In this interview with SUN newspaper, the actress who recently celebrated her seventh wedding anniversary opened up on how she and her husband split up and then reconciled after three years. She also talked about her forthcoming movie, Osun, the Yoruba Goddess.
Tell us about your current project?
I’m working on ‘Osun, the Yoruba Goddess’. I am also working on a true-life story. And don’t forget, I am still working on my music. I do universal music because I am a role model and so many people are looking
up to me. I want to reach out to the youth;; I want them to have fun and at the same time, learn.
What inspired the movie?
The Yoruba race is losing its culture. Some say Yoruba gods are fetish;; I don’t agree with that. I am a Christian and I know Jesus came to this world for everybody, and for me especially.
And I know God sent Prophet Mohammed, but if Christianity did not come from Jerusalem and Islam did not come from Mecca, what will you and I be doing now? Of course, we will be with our traditional gods.
Are you telling me that our forefathers were not talking to God in their own way?
I just sat down and said to myself ‘if I don’t do this, who will correct those who feel that Yoruba gods are fetish?’ Is it all pastors that will go to heaven? Or you do you think all babalawos (herbalists) will go to hell? God doesn’t judge anybody;; you just do what you feel makes you happy. I have not been to India but I watch
Indian films a lot. They still practice the Hindu religion and there are Christians and Muslims among them. The Chinese have churches but they still do their cultural thing, so why are we shy about our gods? It really baffle me. The film is almost done now and I want people to see that God wants us to be who we are. God also wants me to be Yoruba and that is why I was born and brought up in Yorubaland.

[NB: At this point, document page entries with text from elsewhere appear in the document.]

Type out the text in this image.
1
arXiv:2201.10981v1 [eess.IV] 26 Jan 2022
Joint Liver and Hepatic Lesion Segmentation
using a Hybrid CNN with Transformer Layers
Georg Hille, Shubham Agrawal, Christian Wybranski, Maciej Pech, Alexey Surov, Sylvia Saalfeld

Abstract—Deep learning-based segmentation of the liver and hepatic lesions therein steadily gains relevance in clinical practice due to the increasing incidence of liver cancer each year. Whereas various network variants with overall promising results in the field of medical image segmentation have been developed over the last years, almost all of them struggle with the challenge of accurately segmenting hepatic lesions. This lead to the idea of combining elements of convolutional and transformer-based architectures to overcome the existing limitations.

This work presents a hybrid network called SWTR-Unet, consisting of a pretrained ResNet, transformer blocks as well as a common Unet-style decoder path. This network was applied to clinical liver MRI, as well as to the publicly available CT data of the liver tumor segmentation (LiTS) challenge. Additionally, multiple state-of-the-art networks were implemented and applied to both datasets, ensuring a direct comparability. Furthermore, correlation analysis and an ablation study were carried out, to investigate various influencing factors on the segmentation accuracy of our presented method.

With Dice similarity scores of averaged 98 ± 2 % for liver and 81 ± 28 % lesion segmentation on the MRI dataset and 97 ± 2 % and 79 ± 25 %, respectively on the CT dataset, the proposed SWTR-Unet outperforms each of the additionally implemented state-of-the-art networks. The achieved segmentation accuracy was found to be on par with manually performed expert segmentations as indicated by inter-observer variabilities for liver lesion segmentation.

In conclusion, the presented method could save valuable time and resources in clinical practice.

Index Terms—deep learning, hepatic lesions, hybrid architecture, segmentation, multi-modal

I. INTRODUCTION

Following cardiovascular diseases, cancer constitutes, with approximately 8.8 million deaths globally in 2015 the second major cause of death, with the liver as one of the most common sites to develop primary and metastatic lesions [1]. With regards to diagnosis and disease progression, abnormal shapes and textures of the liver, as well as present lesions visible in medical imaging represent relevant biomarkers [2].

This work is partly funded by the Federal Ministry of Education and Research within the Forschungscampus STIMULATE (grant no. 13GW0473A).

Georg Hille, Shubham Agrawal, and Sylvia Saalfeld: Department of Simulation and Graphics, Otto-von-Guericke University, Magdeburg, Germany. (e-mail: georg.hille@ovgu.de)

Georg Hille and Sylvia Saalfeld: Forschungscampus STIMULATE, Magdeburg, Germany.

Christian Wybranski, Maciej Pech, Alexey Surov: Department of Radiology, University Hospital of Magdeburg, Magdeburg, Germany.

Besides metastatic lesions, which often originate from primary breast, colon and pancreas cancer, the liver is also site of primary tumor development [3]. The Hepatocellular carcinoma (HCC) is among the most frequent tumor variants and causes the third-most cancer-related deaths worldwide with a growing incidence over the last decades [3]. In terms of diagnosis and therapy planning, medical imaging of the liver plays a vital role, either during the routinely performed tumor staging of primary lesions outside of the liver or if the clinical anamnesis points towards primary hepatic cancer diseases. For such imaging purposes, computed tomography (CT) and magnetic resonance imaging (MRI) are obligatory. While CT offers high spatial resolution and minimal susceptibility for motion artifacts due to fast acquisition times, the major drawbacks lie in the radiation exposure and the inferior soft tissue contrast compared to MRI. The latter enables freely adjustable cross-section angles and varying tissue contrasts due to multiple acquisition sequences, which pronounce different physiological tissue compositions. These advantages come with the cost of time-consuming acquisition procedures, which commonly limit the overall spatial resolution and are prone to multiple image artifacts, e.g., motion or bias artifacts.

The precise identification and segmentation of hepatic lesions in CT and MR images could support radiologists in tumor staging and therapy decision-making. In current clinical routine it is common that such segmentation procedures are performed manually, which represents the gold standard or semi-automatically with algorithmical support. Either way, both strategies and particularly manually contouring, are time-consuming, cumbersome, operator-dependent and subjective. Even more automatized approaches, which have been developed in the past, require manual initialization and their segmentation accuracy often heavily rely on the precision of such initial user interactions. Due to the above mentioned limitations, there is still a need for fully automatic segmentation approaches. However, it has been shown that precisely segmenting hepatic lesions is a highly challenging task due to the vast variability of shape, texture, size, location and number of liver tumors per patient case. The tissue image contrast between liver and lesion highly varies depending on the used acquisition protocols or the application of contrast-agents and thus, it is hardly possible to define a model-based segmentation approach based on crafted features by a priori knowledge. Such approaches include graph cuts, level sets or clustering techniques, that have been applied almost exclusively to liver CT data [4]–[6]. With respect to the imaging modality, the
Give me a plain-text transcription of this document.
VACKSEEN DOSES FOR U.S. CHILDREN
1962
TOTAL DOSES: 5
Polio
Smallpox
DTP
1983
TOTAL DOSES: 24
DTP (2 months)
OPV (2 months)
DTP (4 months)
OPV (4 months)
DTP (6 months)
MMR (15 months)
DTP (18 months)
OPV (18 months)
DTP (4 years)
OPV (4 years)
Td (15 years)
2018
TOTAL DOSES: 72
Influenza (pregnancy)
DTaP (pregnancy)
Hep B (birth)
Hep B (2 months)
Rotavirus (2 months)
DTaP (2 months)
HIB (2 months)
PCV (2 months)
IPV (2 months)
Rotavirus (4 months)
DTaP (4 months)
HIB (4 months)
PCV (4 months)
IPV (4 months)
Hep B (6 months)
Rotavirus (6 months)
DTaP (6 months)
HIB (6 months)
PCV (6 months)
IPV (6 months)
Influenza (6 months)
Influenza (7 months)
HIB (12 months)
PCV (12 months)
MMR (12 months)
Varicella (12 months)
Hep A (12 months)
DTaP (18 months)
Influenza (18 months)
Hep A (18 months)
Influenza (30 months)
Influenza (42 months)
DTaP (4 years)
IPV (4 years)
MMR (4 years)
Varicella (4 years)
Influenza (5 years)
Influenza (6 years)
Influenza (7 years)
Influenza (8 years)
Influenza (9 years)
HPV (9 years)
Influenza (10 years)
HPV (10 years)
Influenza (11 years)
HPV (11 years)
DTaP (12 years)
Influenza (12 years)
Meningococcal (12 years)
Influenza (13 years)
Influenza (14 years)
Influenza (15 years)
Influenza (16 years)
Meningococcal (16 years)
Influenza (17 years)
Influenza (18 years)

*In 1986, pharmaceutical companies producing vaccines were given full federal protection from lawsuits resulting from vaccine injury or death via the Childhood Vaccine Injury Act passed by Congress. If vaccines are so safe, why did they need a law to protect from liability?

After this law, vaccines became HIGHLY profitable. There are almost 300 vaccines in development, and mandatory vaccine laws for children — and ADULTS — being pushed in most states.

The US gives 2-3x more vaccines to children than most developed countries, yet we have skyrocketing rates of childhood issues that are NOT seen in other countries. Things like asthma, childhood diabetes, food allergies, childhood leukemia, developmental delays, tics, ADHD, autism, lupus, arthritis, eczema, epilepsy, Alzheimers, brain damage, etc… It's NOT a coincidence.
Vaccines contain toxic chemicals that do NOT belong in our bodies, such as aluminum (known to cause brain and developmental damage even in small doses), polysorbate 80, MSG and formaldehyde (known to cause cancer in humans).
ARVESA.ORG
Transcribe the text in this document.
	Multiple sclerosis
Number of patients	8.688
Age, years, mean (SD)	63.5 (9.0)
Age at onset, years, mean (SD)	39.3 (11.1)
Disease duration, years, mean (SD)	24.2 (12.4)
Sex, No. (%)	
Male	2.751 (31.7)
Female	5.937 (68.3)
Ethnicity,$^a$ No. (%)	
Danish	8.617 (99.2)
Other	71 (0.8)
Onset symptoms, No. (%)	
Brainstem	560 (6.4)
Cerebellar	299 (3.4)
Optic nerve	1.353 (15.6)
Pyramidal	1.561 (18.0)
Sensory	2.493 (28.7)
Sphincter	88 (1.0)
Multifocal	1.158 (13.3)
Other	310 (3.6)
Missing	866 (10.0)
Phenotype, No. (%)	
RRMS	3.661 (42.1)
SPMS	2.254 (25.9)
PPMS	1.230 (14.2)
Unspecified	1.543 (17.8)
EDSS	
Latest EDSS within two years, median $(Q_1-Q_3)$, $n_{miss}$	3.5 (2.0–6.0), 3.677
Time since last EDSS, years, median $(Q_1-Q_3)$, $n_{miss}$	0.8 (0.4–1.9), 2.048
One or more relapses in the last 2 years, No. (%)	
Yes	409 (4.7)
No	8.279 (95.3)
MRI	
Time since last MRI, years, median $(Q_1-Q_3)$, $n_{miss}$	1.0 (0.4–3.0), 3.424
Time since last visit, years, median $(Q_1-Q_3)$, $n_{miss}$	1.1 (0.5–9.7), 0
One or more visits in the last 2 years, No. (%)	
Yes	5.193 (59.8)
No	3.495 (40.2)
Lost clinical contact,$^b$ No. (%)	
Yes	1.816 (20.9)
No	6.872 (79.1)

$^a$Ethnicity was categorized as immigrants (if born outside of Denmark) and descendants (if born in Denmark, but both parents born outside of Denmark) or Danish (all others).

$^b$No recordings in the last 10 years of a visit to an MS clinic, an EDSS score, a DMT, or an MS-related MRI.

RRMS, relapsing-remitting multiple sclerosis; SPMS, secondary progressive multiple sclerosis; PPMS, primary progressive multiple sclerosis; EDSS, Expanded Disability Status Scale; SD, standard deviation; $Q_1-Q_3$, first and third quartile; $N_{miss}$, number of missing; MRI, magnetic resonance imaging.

If God wanted me to be an American, he would have made sure I was born there.
Recently, you celebrated the seventh anniversary of your marriage. Against the backdrop of rampant marriage break-ups in the industry, what things have you put in place to safeguard your marriage?
I am not saying that my marriage is the best but what is trending now is marriage break-ups. We
hear about celebrities because they are in the limelight.
Even when I was pregnant, they said ‘Ronke is pregnant.’ Why shouldn’t I be pregnant?
Am I not a woman? If they see me eating with my hands, they would say ‘Ronke is eating with her hands.’ Am I not a Nigerian? Before a man and woman say ‘let us go to the altar,’ they must have given it a lot of thought because they feel that they are compatible. But if something happens and they decide to go their different ways, I don’t think there is anything wrong with that. Like my husband and I broke up for almost three years, and when we came back, he said ‘Ronke, this is what we should do now’. I know where I went wrong and he knows where he went wrong too.
What is your tolerant limit for a man?
It’s when a man raises up his hand on me.
For every other thing, no problem because I am a Yoruba and also an African woman, I have people who are looking up to me. And I want them to listen to me, because when my mother is talking to me, she always gives example of herself.
Can money be enough when it comes to marriage?
No, no, no. Money is like 10 percent in marriage. Money is good, it has to be there, but it’s like 10 percent in marriage.
Today, lots of celebrities get married to men with high financial status. What is your take?
Excuse me sir. You see, that is what celebrities do but I am sorry, it is not right.
If that person is not a celebrity, he would do the same. It is everywhere.
After seven years in marriage, do male fans still find you attractive?
Yes, they do.
Could you tell us about the experience?
It is not a crime for anybody to come near me. There are ways and manners you tell a male fan that you are not available, but if he keeps coming, then I will put him in his place.